Good morning! Here’s what’s up.

Clips ✂️
Ripple to Drop Cross-Appeal Against SEC, Ending Years-Long Legal Battle With SEC
The years-long legal battle between Ripple and the U.S. Securities and Exchange Commission (SEC) appears to have finally come to an end, after Ripple Labs CEO Brad Garlinghouse announced Friday that the company plans to drop its cross-appeal in the case.
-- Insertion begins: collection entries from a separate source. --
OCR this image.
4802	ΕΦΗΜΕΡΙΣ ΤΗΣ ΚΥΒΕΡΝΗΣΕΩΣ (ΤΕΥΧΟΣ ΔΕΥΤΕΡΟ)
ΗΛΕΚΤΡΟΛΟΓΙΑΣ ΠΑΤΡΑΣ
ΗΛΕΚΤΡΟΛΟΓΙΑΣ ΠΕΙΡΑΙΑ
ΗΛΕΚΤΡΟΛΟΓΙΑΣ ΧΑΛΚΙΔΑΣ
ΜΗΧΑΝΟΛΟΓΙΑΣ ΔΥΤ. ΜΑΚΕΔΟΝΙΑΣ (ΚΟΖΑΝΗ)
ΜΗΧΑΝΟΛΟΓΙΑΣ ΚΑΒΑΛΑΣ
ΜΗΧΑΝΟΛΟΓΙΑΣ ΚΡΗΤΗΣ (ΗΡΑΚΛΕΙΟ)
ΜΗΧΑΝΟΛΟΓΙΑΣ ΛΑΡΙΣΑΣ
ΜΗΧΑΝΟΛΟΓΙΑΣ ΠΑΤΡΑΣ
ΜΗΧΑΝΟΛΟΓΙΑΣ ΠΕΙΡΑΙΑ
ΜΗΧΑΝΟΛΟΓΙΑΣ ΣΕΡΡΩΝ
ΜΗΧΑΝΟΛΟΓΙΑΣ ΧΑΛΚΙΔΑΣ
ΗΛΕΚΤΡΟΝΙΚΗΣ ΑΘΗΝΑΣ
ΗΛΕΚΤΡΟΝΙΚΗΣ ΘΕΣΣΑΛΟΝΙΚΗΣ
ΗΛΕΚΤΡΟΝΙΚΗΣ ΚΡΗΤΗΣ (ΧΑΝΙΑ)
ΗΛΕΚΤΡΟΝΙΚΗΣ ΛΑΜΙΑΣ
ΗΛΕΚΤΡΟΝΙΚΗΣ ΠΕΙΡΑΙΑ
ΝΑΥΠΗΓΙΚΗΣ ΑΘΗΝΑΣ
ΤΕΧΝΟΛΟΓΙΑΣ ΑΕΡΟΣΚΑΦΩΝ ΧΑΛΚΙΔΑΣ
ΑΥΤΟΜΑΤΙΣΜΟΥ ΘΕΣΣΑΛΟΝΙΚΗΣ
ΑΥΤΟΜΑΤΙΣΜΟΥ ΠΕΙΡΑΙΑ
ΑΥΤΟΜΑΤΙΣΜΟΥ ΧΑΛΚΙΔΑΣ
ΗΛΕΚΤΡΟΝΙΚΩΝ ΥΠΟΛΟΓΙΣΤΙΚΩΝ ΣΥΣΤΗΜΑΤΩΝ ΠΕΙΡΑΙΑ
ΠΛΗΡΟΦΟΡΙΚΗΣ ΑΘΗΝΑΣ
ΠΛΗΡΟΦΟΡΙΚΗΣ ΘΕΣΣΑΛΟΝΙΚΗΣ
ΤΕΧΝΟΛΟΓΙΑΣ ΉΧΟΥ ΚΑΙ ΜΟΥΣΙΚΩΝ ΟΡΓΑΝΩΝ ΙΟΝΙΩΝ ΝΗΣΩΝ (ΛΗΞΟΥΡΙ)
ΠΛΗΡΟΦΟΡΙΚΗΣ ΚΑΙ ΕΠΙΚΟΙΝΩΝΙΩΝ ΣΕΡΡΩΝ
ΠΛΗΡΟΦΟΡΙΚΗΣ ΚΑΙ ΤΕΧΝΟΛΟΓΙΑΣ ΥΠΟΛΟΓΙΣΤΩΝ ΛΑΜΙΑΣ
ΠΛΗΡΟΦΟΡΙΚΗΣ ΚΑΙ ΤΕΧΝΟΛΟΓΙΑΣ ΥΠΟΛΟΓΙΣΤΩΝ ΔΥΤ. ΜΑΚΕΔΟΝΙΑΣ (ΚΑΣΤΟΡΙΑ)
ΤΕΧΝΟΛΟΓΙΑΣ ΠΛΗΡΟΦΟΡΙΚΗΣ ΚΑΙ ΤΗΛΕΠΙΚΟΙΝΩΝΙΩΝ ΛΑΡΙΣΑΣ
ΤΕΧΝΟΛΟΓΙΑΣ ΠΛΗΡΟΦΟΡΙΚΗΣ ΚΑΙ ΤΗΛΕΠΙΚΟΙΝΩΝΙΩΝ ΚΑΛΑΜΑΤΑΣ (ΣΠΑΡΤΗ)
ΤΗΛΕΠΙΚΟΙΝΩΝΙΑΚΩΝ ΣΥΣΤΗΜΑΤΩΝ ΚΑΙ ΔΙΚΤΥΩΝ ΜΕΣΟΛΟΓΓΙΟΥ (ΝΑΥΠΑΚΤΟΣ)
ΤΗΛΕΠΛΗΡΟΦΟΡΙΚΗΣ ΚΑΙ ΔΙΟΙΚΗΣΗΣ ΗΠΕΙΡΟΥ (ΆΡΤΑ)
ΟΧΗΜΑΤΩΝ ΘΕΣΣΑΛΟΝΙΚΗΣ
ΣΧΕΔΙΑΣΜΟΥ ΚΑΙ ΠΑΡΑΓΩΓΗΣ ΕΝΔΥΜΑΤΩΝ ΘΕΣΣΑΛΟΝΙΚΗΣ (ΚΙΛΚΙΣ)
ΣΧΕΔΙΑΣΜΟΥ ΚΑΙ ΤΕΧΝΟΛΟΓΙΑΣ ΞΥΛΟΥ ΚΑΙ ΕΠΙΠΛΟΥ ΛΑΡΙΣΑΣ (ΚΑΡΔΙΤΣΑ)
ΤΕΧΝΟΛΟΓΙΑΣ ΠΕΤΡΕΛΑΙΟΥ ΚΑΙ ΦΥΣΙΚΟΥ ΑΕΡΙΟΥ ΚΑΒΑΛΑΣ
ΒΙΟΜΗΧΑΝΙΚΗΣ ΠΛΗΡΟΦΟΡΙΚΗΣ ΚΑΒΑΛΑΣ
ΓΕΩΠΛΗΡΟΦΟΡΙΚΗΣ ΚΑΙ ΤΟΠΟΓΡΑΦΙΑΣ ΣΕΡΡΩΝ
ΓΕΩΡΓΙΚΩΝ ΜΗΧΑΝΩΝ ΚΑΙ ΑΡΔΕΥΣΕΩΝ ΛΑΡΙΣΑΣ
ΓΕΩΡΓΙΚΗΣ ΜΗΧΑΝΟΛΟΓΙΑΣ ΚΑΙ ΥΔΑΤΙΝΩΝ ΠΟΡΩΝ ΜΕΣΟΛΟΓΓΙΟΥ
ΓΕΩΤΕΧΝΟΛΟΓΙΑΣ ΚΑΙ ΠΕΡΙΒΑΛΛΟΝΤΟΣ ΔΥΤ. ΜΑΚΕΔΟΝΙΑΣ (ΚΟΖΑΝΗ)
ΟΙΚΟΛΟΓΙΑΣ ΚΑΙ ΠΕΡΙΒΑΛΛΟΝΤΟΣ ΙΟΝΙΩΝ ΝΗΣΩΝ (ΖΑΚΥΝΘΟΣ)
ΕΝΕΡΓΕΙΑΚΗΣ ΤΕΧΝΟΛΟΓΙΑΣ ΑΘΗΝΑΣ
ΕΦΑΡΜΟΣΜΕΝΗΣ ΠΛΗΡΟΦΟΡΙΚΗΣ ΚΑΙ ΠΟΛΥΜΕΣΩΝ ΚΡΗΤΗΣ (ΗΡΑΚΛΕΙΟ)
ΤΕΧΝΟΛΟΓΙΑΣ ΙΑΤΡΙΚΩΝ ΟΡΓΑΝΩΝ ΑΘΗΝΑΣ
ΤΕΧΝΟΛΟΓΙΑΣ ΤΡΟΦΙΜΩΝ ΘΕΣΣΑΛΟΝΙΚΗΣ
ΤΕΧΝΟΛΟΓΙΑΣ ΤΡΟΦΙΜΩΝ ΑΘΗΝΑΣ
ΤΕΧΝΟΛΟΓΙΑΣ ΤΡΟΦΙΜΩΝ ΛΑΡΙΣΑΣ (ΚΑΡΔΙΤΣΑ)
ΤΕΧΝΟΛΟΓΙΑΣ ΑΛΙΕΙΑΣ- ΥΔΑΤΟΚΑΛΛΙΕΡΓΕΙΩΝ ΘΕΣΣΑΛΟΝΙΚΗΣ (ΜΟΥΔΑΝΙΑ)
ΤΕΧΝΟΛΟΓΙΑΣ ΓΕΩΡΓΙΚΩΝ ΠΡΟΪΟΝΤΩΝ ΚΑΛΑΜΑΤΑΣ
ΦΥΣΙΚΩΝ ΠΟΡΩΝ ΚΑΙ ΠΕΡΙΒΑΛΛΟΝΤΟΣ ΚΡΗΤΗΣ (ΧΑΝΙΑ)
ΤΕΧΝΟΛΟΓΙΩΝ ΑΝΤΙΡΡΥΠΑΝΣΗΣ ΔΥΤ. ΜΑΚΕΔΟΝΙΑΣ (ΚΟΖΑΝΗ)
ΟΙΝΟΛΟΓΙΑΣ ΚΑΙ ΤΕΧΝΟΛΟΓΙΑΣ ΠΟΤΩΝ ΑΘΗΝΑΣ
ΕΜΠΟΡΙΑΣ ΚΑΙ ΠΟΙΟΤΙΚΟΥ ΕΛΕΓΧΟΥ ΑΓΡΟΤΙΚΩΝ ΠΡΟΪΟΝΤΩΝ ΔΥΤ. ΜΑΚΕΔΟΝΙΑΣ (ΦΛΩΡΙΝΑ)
“Ripple is dropping our cross appeal, and the SEC is expected to drop their appeal, as they’ve previously said,” Garlinghouse wrote on X. “We’re closing this chapter once and for all, and focusing on what’s most important – building the Internet of Value. Lock in.”
👉 As discussed in this Bloomberg Law article,
If the parties drop the appeals, the injunction stays in place and Ripple won’t be able to sell its XRP token to institutional investors, attorneys told Bloomberg Law. It will also have to pay $75 million more than the SEC agreed to in the proposed settlement. But if they move forward with their appeals, they risk creating a precedent unfavorable for the crypto industry, attorneys said.
Two Workers for SEC’s EDGAR System Charged with Insider Trading
Two men who worked for the Securities and Exchange Commission’s EDGAR public filing system were charged with insider trading after allegedly pocketing $1 million by stealing non-public information obtained through their jobs.
Justin Chen and Jun Zhen, both of Brooklyn, New York, were charged in a federal complaint with obtaining material, non-public information about companies like Purple Innovation Inc., Ondas Holdings Inc., SigmaTron International Inc., and Signing Day Sports Inc. through their work at EDGAR, according to Brooklyn US Attorney Joseph Nocella.
Prosecutors say that between March and June 2025 the pair engaged in a scheme to obtain information about these companies, which announced they had entered into merger agreements or partnerships “that resulted in significant increases in the share price of each company’s stock.”
Chen, 31, and Zhen, 29, purchased shares in the companies before the announcements, “and sold those shares at a significant profit immediately after the announcement,” according to a complaint filed in federal court in Brooklyn. “In total, Chen and Zhen have made a profit of more than $1 million from their trading.”
The article adds that FBI agents arrested Chen and Zhen Friday night at JFK airport as they were planning to board a flight to Hong Kong.
👉 Can someone who understands the SEC’s relationship with the EDGAR system please clarify whether Chen and Zhen are SEC employees? The article says they “worked for the Securities and Exchange Commission’s EDGAR public filing system” but as far as I can tell the EDGAR Business Office is just a part of the SEC—correct?
A Maybe Mirror Image of SpaceX Is Enough for Some Investors
The digital assets platform Republic is touting plans to give retail investors access to the world’s hottest private companies starting with Elon Musk’s SpaceX via mirror tokens. From the description on its website, this seems like a comically bad idea — perhaps not so funny for investors — that screams for even a hands-off, crypto-friendly Securities and Exchange Commission to shut it down.
👉 The article notes that, as discussed here by Matt Levine last week, “the asset in a standard mirror token is a claim against collateral….a holder has all the risk of [the]stock going down, plus the risk that the stock will go up so much that the collateral will be insufficient to pay off in full.”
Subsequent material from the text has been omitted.